Ireland’s Data Protection Commission (DPC) has levied fines of €265 million ($277 million) against Meta Platforms for failing to safeguard the personal data of more than half a billion users of its Facebook service, ramping up privacy enforcement against U.S. tech firms.
The fines follow an inquiry initiated by the European regulator on April 14, 2021, close on the heels of a leak of a “collated dataset of Facebook personal data that had been made available on the internet.”
This included the personal information associated with 533 million users of the social media platform, including their phone numbers, dates of birth, locations, email addresses, gender, marital status, account creation date, and other profile details.

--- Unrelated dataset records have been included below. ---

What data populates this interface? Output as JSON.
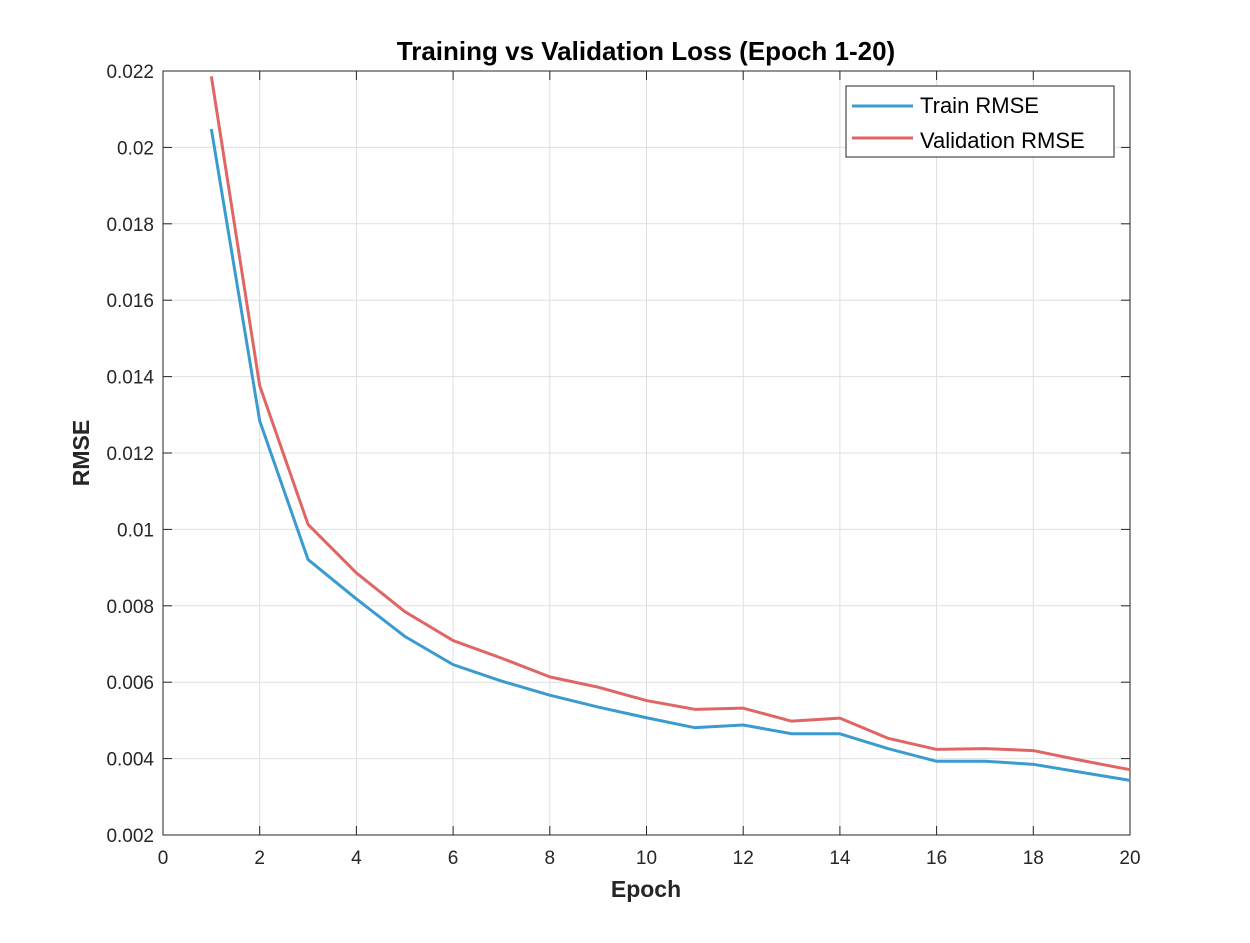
{
  "chart_data": {
    "type": "line",
    "title": "Training vs Validation Loss (Epoch 1-20)",
    "xlabel": "Epoch",
    "ylabel": "RMSE",
    "xlim": [
      0,
      20
    ],
    "ylim": [
      0.002,
      0.022
    ],
    "xticks": [
      "0",
      "2",
      "4",
      "6",
      "8",
      "10",
      "12",
      "14",
      "16",
      "18",
      "20"
    ],
    "yticks": [
      "0.002",
      "0.004",
      "0.006",
      "0.008",
      "0.01",
      "0.012",
      "0.014",
      "0.016",
      "0.018",
      "0.02",
      "0.022"
    ],
    "grid": true,
    "legend_position": "top-right",
    "x": [
      1,
      2,
      3,
      4,
      5,
      6,
      7,
      8,
      9,
      10,
      11,
      12,
      13,
      14,
      15,
      16,
      17,
      18,
      19,
      20
    ],
    "series": [
      {
        "name": "Train RMSE",
        "color": "#3b9bd0",
        "values": [
          0.02048,
          0.01284,
          0.00921,
          0.00818,
          0.0072,
          0.00646,
          0.00603,
          0.00566,
          0.00535,
          0.00507,
          0.00481,
          0.00488,
          0.00465,
          0.00465,
          0.00426,
          0.00393,
          0.00393,
          0.00385,
          0.00364,
          0.00343
        ]
      },
      {
        "name": "Validation RMSE",
        "color": "#e06666",
        "values": [
          0.02186,
          0.01376,
          0.01013,
          0.00886,
          0.00785,
          0.00709,
          0.00663,
          0.00614,
          0.00587,
          0.00552,
          0.00529,
          0.00532,
          0.00498,
          0.00506,
          0.00453,
          0.00424,
          0.00426,
          0.00421,
          0.00395,
          0.00371
        ]
      }
    ]
  }
}
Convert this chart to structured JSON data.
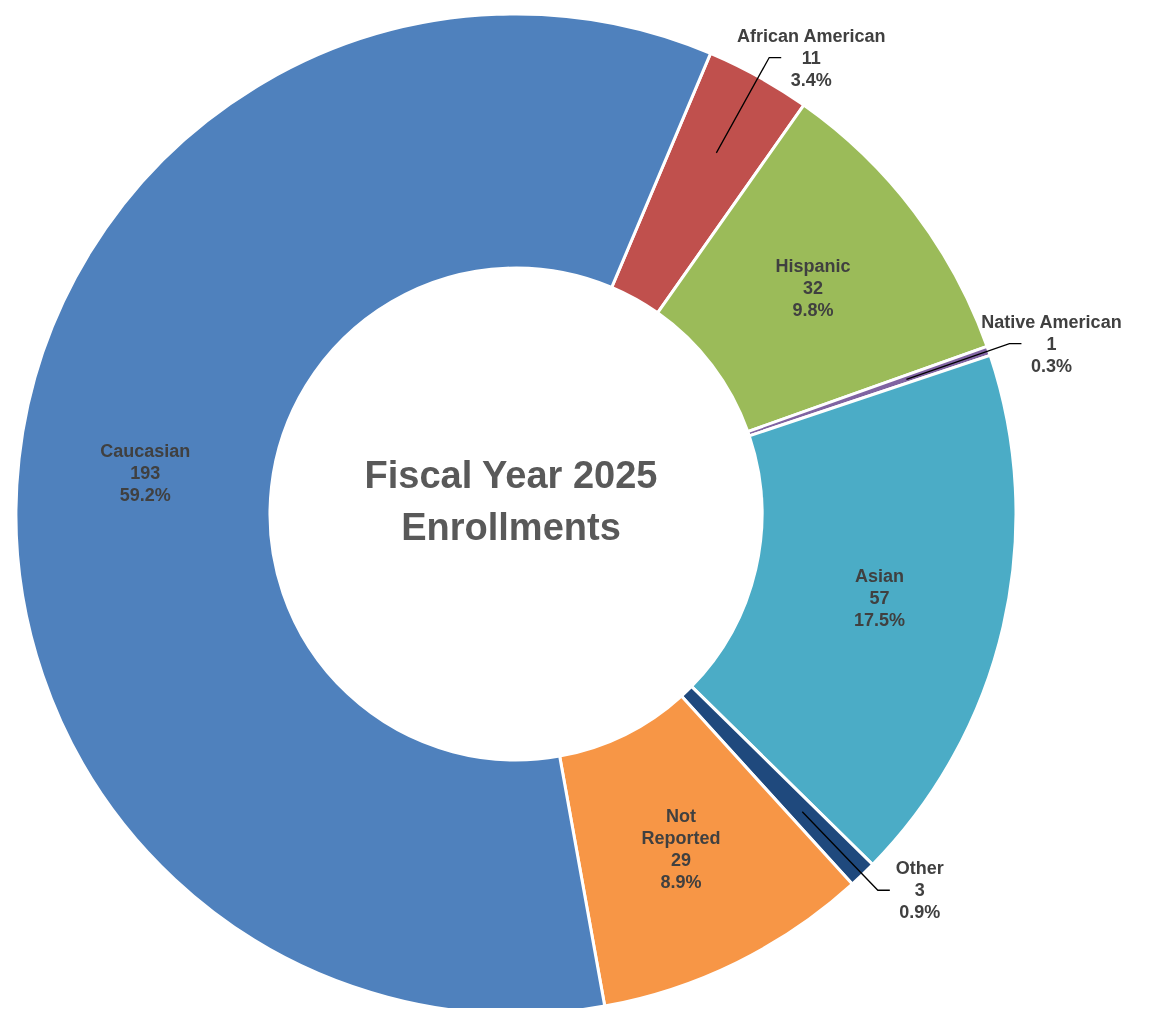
{
  "chart_data": {
    "type": "donut",
    "title": "Fiscal Year 2025\nEnrollments",
    "categories": [
      "African American",
      "Hispanic",
      "Native American",
      "Asian",
      "Other",
      "Not Reported",
      "Caucasian"
    ],
    "values": [
      3.4,
      9.8,
      0.3,
      17.5,
      0.9,
      8.9,
      59.2
    ],
    "colors": [
      "#c0504d",
      "#9bbb59",
      "#8064a2",
      "#4bacc6",
      "#1f497d",
      "#f79646",
      "#4f81bd"
    ],
    "value_labels": [
      "11\n3.4%",
      "32\n9.8%",
      "1\n0.3%",
      "57\n17.5%",
      "3\n0.9%",
      "29\n8.9%",
      "193\n59.2%"
    ]
  }
}
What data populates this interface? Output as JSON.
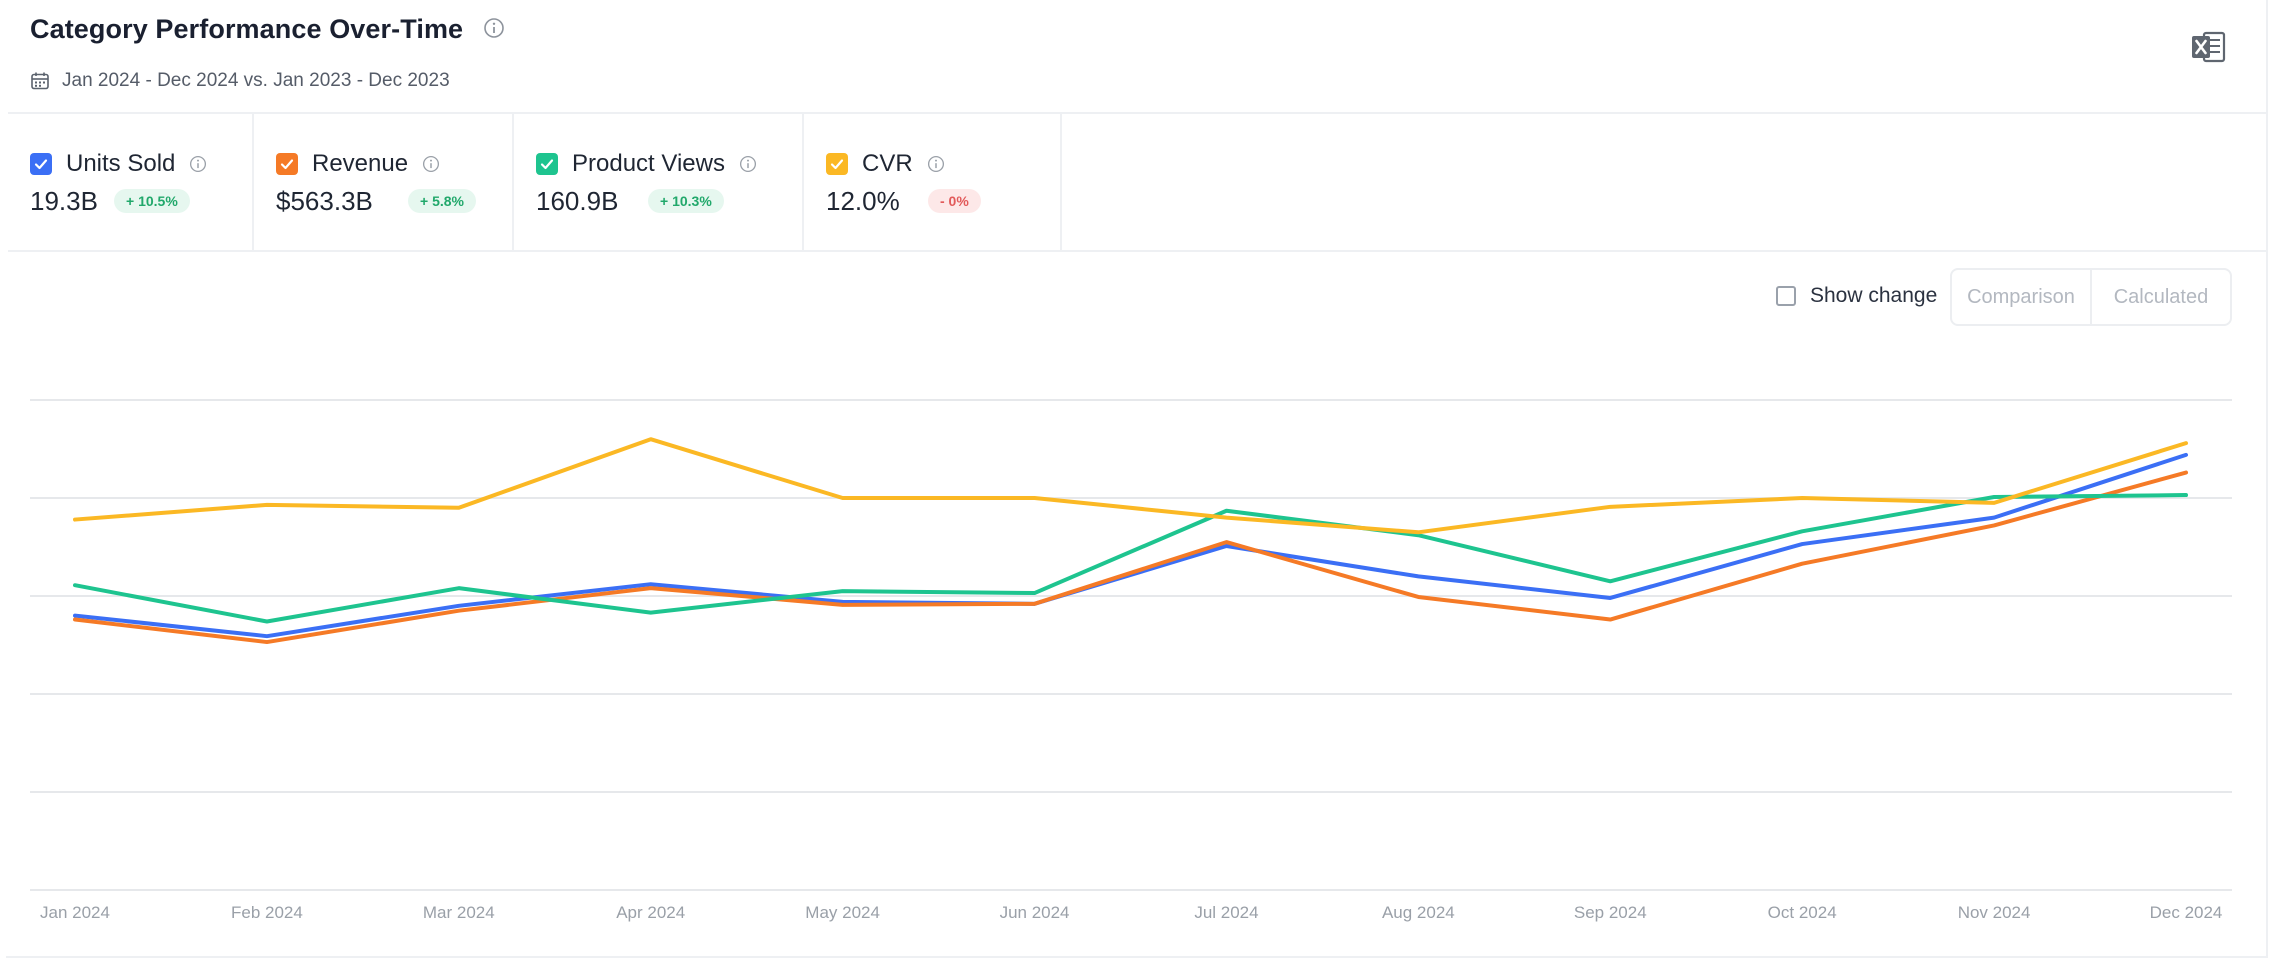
{
  "header": {
    "title": "Category Performance Over-Time",
    "date_range": "Jan 2024 - Dec 2024 vs. Jan 2023 - Dec 2023"
  },
  "metrics": [
    {
      "label": "Units Sold",
      "value": "19.3B",
      "change": "+ 10.5%",
      "color": "#3b6ff5",
      "trend": "positive",
      "checked": true
    },
    {
      "label": "Revenue",
      "value": "$563.3B",
      "change": "+ 5.8%",
      "color": "#f57a26",
      "trend": "positive",
      "checked": true
    },
    {
      "label": "Product Views",
      "value": "160.9B",
      "change": "+ 10.3%",
      "color": "#1ec48f",
      "trend": "positive",
      "checked": true
    },
    {
      "label": "CVR",
      "value": "12.0%",
      "change": "- 0%",
      "color": "#fbb824",
      "trend": "negative",
      "checked": true
    }
  ],
  "controls": {
    "show_change_label": "Show change",
    "show_change_checked": false,
    "toggle": [
      "Comparison",
      "Calculated"
    ]
  },
  "icons": {
    "calendar": "calendar-icon",
    "export": "excel-export-icon",
    "info": "info-icon",
    "check": "checkmark-icon"
  },
  "chart_data": {
    "type": "line",
    "x": [
      "Jan 2024",
      "Feb 2024",
      "Mar 2024",
      "Apr 2024",
      "May 2024",
      "Jun 2024",
      "Jul 2024",
      "Aug 2024",
      "Sep 2024",
      "Oct 2024",
      "Nov 2024",
      "Dec 2024"
    ],
    "ylim": [
      0,
      5
    ],
    "y_ticks_shown": false,
    "grid": true,
    "legend": "top-left",
    "series": [
      {
        "name": "Units Sold",
        "color": "#3b6ff5",
        "values": [
          2.8,
          2.59,
          2.9,
          3.12,
          2.94,
          2.92,
          3.51,
          3.2,
          2.98,
          3.53,
          3.8,
          4.44
        ]
      },
      {
        "name": "Revenue",
        "color": "#f57a26",
        "values": [
          2.76,
          2.53,
          2.85,
          3.08,
          2.91,
          2.92,
          3.55,
          2.99,
          2.76,
          3.33,
          3.72,
          4.26
        ]
      },
      {
        "name": "Product Views",
        "color": "#1ec48f",
        "values": [
          3.11,
          2.74,
          3.08,
          2.83,
          3.05,
          3.03,
          3.87,
          3.62,
          3.15,
          3.66,
          4.01,
          4.03
        ]
      },
      {
        "name": "CVR",
        "color": "#fbb824",
        "values": [
          3.78,
          3.93,
          3.9,
          4.6,
          4.0,
          4.0,
          3.8,
          3.65,
          3.91,
          4.0,
          3.95,
          4.56
        ]
      }
    ]
  }
}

Meta acknowledged that the information was “old data” that was obtained by malicious actors by taking advantage of a technique called “phone number enumeration” to scrape users’ public profiles. This entailed misusing a tool called “Contact Importer” to upload a huge list of phone numbers to uncover matches.
Facebook has since removed the ability to use phone numbers to retrieve information via scraping as of August 2019.
The Irish watchdog, besides imposing a monetary penalty, also ordered Meta’s Irish unit to make sure its processing complies with the E.U. data protection laws.
To counter such unauthorized data harvesting, the social media giant, late last year, expanded its bug bounty program to reward valid reports of scraping vulnerabilities across its platforms as well as include reports of scraping datasets that are available online.
The development also marks the fourth time Ireland has slapped fines on Meta and its subsidiaries, which also comprises Instagram and WhatsApp.
In September 2021, the WhatsApp messaging service was fined €225 million for not being transparent about how users’ personal information is gathered and used, not to mention how it’s shared with its parent, Meta.
Then earlier this March, the DPC followed it by issuing fines of €17 million for a number of security issues that led to 12 different data breach notifications between June 7 and December 4, 2018, and exposed the information of up to 30 million Facebook users.
Meta’s Instagam was similarly fined €405 million in September 2022 for violating the E.U. General Data Protection Regulation (GDPR) over mishandling children’s data online by making public the phone numbers and email addresses of those operating business accounts.